Saturday, April 1, 2017

Disputation Concerning Justification (B)

Dr. Martin Luther’s fourth disputation

[Concerning the passage Rom. 3:28]

1. Man who must be justified is understood to be man, the sinner, who must be freed from his sins.

2. For those who are well have no need of a physician [Luke 5:31], just as the righteous do not need a liberator.

3. Therefore it is certain that a man cannot be justified in the sight of God by his own merits.

4. For what should a sinner earn before God by his merits, that is, by his sins or the works of a sinner?

5. Root sin, deadly and truly mortal, is unknown to men in the whole wide world.

6. How much less could they know of the remedy for sin, since they did not know sin, the disease.

7. Not one of all men could think that it was a sin of the world not to believe in Christ Jesus the Crucified.

8. This is original sin born in us after Adam’s fall, and not only something personal but also natural.

9. Not to believe in Christ is to be unbelieving, ignorant, and estranged from God, who promised Christ the Savior.

10. For this reason Paul rightly declares: all are consigned to unbelief, so that God may have mercy upon all.

11. This unbelief brings with it all the other sins, since it is the principal sin against the first commandment.

12. Some scholastics define original sin feebly and almost obscurely as concupiscence.
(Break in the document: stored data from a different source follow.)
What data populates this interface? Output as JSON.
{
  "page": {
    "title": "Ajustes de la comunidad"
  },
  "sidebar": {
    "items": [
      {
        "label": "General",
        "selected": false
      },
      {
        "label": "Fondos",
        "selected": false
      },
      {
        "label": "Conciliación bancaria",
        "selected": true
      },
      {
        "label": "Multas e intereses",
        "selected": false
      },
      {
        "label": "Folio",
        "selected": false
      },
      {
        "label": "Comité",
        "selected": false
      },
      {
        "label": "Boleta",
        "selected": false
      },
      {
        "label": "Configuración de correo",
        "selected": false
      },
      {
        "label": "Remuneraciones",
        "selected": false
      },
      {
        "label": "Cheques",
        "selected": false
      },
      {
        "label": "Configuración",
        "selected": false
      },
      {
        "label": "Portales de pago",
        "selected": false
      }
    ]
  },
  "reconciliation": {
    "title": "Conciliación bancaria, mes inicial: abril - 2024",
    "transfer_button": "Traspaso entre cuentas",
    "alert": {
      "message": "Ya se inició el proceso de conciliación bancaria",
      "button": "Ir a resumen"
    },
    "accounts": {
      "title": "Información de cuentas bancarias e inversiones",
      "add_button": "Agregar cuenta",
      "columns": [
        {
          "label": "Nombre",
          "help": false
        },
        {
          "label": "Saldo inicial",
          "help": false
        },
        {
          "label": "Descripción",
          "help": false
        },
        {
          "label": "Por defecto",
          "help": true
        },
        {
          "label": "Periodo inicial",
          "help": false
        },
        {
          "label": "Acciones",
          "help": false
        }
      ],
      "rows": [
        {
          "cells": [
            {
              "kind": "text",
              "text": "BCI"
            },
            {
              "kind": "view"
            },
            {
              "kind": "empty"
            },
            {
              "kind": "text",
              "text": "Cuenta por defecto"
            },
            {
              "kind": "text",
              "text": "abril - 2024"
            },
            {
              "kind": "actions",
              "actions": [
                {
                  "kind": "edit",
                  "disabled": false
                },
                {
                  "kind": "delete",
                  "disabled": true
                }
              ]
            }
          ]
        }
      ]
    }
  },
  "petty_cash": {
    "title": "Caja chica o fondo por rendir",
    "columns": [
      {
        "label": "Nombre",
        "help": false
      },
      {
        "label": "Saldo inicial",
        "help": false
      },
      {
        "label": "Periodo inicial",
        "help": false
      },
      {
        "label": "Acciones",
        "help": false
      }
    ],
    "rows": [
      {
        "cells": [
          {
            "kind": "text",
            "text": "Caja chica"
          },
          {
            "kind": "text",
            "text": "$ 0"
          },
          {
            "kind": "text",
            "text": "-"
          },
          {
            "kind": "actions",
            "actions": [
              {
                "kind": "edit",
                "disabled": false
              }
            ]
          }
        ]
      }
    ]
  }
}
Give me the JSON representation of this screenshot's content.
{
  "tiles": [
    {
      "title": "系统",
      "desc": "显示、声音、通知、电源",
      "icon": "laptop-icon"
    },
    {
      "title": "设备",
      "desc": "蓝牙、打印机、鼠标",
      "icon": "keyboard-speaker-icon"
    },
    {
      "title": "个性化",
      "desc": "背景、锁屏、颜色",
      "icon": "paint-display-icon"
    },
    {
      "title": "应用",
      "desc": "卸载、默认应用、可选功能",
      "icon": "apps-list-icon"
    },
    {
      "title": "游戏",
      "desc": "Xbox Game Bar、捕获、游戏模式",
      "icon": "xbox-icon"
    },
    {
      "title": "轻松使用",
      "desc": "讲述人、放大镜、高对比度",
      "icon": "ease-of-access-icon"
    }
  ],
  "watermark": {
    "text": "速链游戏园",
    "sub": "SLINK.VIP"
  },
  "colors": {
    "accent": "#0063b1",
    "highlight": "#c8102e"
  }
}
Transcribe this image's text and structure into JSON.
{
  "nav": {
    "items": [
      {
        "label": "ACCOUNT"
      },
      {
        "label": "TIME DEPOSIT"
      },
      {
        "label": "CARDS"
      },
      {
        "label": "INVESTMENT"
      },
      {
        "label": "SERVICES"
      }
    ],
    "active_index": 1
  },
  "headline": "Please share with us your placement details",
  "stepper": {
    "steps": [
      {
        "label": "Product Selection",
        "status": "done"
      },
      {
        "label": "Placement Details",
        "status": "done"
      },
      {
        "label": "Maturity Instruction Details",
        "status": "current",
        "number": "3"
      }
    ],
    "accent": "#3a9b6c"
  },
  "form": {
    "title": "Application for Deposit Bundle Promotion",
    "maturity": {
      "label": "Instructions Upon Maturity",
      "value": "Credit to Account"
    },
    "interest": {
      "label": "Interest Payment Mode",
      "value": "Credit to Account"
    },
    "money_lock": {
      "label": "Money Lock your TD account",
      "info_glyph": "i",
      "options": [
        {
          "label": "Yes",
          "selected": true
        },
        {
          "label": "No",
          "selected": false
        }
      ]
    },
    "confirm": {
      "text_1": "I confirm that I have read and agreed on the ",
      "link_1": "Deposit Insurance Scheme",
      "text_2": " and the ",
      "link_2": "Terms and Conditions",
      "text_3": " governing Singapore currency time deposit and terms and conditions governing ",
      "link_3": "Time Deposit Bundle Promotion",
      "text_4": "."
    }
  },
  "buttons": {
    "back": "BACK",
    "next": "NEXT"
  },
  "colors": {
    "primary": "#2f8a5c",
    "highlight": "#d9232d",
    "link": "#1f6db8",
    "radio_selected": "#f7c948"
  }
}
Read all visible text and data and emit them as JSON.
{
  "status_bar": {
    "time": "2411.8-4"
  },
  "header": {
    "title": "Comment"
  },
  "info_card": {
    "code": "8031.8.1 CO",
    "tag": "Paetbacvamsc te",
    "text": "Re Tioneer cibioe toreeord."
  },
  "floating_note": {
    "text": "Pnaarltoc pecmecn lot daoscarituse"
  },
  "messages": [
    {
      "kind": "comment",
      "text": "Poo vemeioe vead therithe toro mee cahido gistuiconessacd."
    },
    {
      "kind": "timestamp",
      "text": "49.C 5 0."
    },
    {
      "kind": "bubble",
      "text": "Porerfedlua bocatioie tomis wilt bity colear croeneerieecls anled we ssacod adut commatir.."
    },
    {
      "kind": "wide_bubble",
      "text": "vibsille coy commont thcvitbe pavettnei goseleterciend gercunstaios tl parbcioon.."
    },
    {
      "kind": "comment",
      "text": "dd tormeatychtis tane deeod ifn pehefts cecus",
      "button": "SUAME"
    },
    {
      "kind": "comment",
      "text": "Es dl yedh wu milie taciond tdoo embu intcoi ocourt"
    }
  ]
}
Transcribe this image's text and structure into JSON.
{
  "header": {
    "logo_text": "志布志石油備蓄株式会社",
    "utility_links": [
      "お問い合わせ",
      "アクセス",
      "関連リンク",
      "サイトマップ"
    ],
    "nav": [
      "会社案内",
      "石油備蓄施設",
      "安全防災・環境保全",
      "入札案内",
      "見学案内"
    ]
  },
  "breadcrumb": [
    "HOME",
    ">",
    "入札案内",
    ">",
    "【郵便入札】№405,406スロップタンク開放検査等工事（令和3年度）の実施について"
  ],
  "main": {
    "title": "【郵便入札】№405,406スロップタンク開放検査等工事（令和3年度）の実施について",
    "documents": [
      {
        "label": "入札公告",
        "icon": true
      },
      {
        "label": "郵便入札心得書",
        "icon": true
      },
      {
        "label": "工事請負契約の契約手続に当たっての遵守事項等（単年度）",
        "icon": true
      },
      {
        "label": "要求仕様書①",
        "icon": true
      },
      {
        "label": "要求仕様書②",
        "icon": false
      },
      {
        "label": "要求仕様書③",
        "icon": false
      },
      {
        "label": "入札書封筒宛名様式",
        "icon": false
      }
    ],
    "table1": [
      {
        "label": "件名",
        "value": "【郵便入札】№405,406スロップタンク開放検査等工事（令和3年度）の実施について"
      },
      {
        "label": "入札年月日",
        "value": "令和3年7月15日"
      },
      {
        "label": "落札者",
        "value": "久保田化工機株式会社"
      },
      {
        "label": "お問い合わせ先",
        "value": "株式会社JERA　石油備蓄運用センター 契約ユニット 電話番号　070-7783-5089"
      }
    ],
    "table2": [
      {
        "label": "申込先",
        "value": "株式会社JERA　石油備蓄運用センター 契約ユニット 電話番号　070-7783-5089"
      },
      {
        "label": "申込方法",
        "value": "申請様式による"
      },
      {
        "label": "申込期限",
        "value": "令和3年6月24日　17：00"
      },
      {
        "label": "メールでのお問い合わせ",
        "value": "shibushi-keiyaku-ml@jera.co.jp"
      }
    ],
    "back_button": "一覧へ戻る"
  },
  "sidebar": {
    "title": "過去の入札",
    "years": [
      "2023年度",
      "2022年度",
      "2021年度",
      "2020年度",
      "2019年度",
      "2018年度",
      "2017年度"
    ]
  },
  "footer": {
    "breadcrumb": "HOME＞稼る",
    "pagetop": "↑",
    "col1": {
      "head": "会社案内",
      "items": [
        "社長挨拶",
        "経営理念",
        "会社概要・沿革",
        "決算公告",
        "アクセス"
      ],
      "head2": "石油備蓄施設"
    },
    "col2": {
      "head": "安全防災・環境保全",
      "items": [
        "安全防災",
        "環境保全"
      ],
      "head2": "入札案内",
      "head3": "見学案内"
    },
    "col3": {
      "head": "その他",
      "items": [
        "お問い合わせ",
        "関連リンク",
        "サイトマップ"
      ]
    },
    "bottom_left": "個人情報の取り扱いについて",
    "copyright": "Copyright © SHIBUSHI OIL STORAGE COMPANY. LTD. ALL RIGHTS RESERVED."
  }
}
Others define it as the absence of original righteousness which ought to be in us.

13. For a large part of them hold that it is that gross evil of lust on account of original sin; and after remission they call it only a punishment, an infirmity, and tinder.

14. But there are also those who have impiously asserted that natural powers remain undiminished after sin in men as well as in demons.

15. They are more correct who firmly confess that human nature has been corrupted through Adam’s sin.

16. For human nature cannot be understood to be corrupt and untainted at the same time, unless they are speaking of the unimpaired condition of animal powers, which, however, they do not do.

17. Notwithstanding, it is certain enough to the believers that neither animal nor rational powers have been left undiminished.

18. By the same ignorance they have imagined certain works to be neither good nor bad, but neutral or natural.

19. Thereafter they distinguished a gross ignorance, an invincible ignorance which excuses man entirely, etc.

20. These and similar teachings prove that they could not have known either sin or Christ and that they did not understand the decalogue, especially the first table.

21. Nevertheless, sin could be known in some measure from its effects, if reason were not also here too blind and too easily forgetful of reproaches.

22. For it is not probable that nature (which reason imagined to be too good by far) produces so many monstrous evils which the world does daily.

23. It certainly seems reasonable that just as nothing but truth comes from truth, so nothing but good follows from good, or surely fewer evils follow.

24. Now we see, however, how little good and how much evil reigns everywhere in the whole world and that there are many more bad men than good in the world.

25. So it is easy to conclude that in that nature, which according to the judgment of reason is good, there is much more evil than even civic goodness.

26. Also the poets assume that a good man is rare and compare him to a hybrid marvel and another complains of the lack of good men.

27. But the Scriptures which teach us the cause of sin testify that there is no good in man’s nature and that what good is left is nevertheless put to bad use.

28. Therefore, in order that justification may be esteemed as greatly as it can be, sin must be magnified and amplified exceedingly [Rom. 5:20–21].

29. For justification is healing for sin, which slays the whole world eternally and brings it to destruction with its infinite evils.

30. For this reason that divine work of justification is too great to allow any reckoning or consideration of our work or activity to hold here.

31. We must simply at this point say with Paul that we are nothing at all, just as we have been created out of nothing.

32. Indeed, those who look at the appearance of our work or want to be something will never understand the greatness of this divine work.

33. It is by far less certain than that that man could see the splendor of the sun who boasts of the brilliance of rotten wood, when the sun is shining.


Luther, M. (1999). Luther’s works, vol. 34: Career of the Reformer IV. (J. J. Pelikan, H. C. Oswald, & H. T. Lehmann, Eds.) (Vol. 34, pp. 153–157). Philadelphia: Fortress Press.